Трампер передернул плечами, вспомнив короткое письмо отца, которое он разорвал на мелкие кусочки и бросил Бесстрашной Мыши:

* * *

«Сын!

Я очень серьезно все обдумал, и первым делом должен заявить тебе, что я самым решительным образом не одобряю твоего нынешнего поведения, как в смысле личной жизни, так и карьеры.

То, что я решил одолжить тебе денег, категорически расходится со всеми моими принципами. Уясни себе: это не подарок. Прилагаемый мною чек на $5000 должен помочь тебе снова стать на ноги. Я не буду столь бесчеловечным и не стану называть определенный процент или точную дату возврата. Достаточно сказать, что я надеюсь, что ты сочтешь себя ответственным за эти деньги передо мной и что ты воспримешь эту ответственность со всей серьезностью, которой так недостает тебе в последнее время».

* * *

Богус также вспомнил, что он не порвал чек и не бросил его в подвал.

На следующее утро Трампер медленно доковылял до банка на своих распухших ногах. Совершенные им сделки этого дня включали в себя следующее: получение депозита на пять тысяч долларов (что вызвало персональное поздравление президента банка Шамвэя); двадцатиминутное ожидание в приемной президента Шамвэя, который был теперь сама любезность, пока банк оформлял ему новую чековую книжку (старая осталась дома с Бигги); получение трехсот долларов наличными; кража четырнадцати спичечных коробков из маленькой корзинки со стойки возле окошечка банковского кассира («Я собираюсь ограбить вас», — прошептал он ошарашенному кассиру, затем схватил спички).

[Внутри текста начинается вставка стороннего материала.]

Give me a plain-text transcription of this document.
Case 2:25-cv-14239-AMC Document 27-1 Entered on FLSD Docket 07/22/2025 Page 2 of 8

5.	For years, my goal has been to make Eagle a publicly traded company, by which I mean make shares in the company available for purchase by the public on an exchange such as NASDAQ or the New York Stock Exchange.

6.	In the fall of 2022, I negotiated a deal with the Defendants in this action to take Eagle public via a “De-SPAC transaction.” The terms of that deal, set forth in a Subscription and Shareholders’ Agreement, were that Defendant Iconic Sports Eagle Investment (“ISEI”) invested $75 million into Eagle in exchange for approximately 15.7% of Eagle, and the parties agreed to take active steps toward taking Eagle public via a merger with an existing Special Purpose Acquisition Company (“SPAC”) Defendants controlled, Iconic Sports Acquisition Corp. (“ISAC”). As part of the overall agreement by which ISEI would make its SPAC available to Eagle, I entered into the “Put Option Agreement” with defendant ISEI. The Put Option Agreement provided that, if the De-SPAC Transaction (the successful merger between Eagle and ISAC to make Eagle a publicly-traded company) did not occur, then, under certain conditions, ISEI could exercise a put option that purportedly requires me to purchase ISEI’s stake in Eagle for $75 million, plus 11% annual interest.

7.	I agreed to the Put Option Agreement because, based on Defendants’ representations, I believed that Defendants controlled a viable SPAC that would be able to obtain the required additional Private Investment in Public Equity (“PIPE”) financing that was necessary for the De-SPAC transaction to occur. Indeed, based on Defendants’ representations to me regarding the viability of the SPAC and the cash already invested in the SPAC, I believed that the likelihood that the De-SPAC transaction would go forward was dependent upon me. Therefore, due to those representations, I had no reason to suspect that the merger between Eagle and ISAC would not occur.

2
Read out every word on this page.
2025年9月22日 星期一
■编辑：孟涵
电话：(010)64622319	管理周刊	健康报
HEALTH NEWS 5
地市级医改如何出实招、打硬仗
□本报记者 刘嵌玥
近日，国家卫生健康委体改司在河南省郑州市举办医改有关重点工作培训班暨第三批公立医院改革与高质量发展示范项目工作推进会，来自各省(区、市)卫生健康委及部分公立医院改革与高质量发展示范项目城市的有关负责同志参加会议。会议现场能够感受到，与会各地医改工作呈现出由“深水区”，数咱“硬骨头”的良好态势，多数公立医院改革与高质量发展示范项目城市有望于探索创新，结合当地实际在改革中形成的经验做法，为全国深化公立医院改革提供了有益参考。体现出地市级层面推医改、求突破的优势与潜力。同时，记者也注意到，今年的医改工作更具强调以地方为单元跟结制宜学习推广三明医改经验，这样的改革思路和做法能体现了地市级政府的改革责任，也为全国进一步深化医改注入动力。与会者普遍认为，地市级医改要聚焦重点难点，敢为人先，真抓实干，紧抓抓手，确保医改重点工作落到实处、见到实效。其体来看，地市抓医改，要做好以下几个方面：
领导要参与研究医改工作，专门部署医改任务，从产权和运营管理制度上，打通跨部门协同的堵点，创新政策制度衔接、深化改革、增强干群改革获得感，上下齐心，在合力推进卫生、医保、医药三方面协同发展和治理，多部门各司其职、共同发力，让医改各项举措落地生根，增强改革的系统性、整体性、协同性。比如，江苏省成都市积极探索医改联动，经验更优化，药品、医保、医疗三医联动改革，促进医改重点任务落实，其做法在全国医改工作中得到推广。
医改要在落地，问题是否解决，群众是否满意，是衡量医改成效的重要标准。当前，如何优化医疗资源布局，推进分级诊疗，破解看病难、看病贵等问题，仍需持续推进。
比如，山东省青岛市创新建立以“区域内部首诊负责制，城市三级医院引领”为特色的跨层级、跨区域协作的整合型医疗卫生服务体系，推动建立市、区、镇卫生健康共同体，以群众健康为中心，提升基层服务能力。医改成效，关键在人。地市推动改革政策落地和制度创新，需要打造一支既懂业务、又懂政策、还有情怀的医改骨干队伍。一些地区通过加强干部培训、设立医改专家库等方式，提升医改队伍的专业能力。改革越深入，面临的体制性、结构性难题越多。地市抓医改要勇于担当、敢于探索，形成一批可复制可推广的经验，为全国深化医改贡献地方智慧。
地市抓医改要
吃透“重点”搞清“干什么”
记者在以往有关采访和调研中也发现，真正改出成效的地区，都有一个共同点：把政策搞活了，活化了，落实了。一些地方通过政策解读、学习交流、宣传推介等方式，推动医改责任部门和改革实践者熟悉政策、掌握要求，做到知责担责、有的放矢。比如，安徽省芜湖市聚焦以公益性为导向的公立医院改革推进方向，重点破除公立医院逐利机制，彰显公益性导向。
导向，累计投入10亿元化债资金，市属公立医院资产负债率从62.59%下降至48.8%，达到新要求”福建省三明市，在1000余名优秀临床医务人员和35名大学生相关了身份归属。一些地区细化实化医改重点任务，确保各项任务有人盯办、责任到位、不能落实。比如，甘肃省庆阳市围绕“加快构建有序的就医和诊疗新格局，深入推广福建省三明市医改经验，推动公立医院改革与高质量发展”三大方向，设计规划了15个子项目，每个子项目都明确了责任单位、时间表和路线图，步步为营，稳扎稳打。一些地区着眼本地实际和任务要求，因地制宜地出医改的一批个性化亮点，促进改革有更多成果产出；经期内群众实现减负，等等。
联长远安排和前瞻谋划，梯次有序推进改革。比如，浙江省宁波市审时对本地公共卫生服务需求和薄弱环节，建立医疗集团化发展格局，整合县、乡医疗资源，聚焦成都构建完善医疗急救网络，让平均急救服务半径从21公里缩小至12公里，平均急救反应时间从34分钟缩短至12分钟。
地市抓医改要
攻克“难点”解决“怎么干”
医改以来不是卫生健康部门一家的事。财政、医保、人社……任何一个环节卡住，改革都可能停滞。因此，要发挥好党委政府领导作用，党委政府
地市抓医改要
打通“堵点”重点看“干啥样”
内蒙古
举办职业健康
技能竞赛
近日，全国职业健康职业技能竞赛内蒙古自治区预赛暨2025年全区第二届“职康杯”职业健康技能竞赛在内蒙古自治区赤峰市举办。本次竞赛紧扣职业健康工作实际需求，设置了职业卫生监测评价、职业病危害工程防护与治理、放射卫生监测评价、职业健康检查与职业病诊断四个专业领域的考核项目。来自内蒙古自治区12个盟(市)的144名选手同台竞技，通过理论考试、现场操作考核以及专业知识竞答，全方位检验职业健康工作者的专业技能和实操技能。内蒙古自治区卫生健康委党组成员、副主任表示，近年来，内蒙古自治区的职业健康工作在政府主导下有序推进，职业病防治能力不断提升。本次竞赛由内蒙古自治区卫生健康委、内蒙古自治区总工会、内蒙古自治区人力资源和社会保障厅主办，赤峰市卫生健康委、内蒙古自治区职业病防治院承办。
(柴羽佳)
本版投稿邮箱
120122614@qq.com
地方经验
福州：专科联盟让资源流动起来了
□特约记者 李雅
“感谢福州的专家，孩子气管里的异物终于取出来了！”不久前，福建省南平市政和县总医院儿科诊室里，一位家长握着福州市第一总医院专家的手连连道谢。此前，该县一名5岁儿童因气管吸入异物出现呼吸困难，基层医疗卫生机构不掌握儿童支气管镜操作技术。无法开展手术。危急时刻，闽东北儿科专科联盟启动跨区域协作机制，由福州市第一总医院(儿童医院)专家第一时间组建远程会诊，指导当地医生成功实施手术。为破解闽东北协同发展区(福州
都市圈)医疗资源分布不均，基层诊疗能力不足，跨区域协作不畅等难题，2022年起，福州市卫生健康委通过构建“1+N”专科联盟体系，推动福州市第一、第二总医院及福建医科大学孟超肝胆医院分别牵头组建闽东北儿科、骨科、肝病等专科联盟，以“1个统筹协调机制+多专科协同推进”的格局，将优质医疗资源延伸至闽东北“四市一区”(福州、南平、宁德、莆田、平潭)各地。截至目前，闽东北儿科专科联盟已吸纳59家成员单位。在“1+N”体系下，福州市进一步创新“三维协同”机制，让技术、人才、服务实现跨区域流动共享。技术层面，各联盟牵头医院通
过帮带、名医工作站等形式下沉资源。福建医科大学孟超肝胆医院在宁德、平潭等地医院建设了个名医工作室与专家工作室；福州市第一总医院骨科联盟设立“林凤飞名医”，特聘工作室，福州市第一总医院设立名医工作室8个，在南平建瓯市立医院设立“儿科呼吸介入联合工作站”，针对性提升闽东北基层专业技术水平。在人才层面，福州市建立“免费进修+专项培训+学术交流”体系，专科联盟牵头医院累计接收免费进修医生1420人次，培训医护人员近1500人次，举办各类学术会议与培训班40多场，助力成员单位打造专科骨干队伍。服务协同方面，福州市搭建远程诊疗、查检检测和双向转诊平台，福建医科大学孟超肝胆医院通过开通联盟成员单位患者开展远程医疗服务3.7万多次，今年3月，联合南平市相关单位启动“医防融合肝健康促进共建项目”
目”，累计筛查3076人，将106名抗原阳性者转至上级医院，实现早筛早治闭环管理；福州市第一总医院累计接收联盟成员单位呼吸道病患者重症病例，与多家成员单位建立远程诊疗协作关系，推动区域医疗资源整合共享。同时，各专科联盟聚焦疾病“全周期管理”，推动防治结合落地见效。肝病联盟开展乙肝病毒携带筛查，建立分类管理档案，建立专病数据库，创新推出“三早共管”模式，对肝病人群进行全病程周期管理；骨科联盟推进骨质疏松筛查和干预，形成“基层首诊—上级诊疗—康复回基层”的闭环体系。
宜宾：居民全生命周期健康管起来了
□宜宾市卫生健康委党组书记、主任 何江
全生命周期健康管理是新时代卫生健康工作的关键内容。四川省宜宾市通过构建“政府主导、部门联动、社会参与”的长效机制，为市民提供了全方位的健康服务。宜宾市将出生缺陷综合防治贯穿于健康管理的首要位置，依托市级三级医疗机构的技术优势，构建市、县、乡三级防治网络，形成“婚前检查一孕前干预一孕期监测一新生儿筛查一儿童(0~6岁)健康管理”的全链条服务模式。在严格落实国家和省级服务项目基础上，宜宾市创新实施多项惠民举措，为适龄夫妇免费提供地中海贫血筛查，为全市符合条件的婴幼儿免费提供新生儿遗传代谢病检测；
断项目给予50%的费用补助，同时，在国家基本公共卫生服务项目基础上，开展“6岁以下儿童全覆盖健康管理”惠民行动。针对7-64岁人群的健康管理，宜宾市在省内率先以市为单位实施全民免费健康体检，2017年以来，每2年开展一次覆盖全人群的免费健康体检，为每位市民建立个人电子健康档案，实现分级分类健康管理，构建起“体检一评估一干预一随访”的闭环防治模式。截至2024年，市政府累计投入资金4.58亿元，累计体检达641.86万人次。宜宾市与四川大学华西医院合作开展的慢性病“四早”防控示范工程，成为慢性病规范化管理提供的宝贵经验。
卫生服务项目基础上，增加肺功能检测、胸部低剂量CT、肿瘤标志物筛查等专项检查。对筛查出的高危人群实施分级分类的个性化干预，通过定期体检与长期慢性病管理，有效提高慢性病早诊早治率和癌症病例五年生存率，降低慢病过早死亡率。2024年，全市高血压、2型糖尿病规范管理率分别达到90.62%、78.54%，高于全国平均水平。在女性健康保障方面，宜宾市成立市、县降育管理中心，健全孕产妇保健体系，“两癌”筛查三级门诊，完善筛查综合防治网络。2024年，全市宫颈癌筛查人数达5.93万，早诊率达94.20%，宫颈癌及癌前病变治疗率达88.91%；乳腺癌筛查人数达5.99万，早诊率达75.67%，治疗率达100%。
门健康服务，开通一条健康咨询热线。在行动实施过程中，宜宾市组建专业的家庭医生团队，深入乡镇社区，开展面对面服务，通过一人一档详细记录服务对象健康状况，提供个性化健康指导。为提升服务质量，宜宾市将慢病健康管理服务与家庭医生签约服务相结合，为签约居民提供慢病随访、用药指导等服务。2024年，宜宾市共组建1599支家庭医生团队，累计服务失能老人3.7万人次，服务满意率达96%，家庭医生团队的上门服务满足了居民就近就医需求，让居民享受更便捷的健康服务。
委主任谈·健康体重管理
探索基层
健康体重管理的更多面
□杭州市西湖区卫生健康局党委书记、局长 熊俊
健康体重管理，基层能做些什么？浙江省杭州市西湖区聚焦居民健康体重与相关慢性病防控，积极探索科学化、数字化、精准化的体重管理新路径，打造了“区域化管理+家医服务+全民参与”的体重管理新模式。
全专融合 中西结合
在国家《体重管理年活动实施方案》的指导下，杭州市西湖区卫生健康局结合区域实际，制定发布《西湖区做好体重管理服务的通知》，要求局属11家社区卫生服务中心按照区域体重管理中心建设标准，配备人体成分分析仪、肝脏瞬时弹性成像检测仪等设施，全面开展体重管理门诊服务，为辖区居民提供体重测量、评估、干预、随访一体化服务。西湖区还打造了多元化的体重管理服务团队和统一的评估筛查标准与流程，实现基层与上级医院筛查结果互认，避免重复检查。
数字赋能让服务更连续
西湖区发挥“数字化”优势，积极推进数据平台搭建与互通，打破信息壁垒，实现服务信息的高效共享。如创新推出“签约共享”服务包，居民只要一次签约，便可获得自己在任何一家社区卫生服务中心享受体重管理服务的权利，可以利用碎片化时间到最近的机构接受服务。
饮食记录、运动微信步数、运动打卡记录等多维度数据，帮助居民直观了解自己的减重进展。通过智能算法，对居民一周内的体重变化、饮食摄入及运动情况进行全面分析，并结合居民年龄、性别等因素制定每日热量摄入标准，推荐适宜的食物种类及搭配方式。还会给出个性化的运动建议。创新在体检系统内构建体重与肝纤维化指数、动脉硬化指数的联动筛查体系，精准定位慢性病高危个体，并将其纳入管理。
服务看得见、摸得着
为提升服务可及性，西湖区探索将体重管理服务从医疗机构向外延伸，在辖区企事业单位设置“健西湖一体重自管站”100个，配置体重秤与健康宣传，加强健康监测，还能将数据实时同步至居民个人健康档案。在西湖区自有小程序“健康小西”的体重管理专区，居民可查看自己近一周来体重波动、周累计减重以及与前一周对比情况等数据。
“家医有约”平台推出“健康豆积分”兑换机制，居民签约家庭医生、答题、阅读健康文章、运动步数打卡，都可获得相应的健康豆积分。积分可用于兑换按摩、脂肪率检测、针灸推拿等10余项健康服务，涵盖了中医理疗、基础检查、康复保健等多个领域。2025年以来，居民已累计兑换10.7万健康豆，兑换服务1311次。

Трампер доковылял до почтового отделения и выписал чеки следующим адресатам:

«Хамбл ойл & рефайнинг компани»

«Синклер рефайнинг компани»

«Айова-Иллинойс газ & электрик»

«Сантехнические услуги Кротца»

«Нортуэстерн телефон белл компани»

Мило Кубик («Пиполс-Маркет»)

«Сиарс, Роебук & К°»

Отделение финансовой помощи,

Государственный университет Айова

«Кредит юнион»

«Шайв & Хупп»

Агентство «Аддисон & Халсей коллекшин»

Кутберт Беннетт

Международное бюро путешествий Джефферсона

Недоставало лишь чека на несколько тысяч долларов, взятых у Национального защитного займа — правительственных денег на обучение, которые, как он полагал, должны были идти от американского департамента здравоохранения, образования и социального обеспечения. Вместо чека он отослал в департамент здравоохранения, образования и социального обеспечения короткое письмо, в котором объявил себя «нежелающим и неспособным оплатить свой долг по причине получения незаконченного образования». Затем он вернулся в «Бенни», надрался до чертиков и яростно резался в пинбол, пока Бенни не позвонил Пакеру, чтобы тот пришел и забрал его.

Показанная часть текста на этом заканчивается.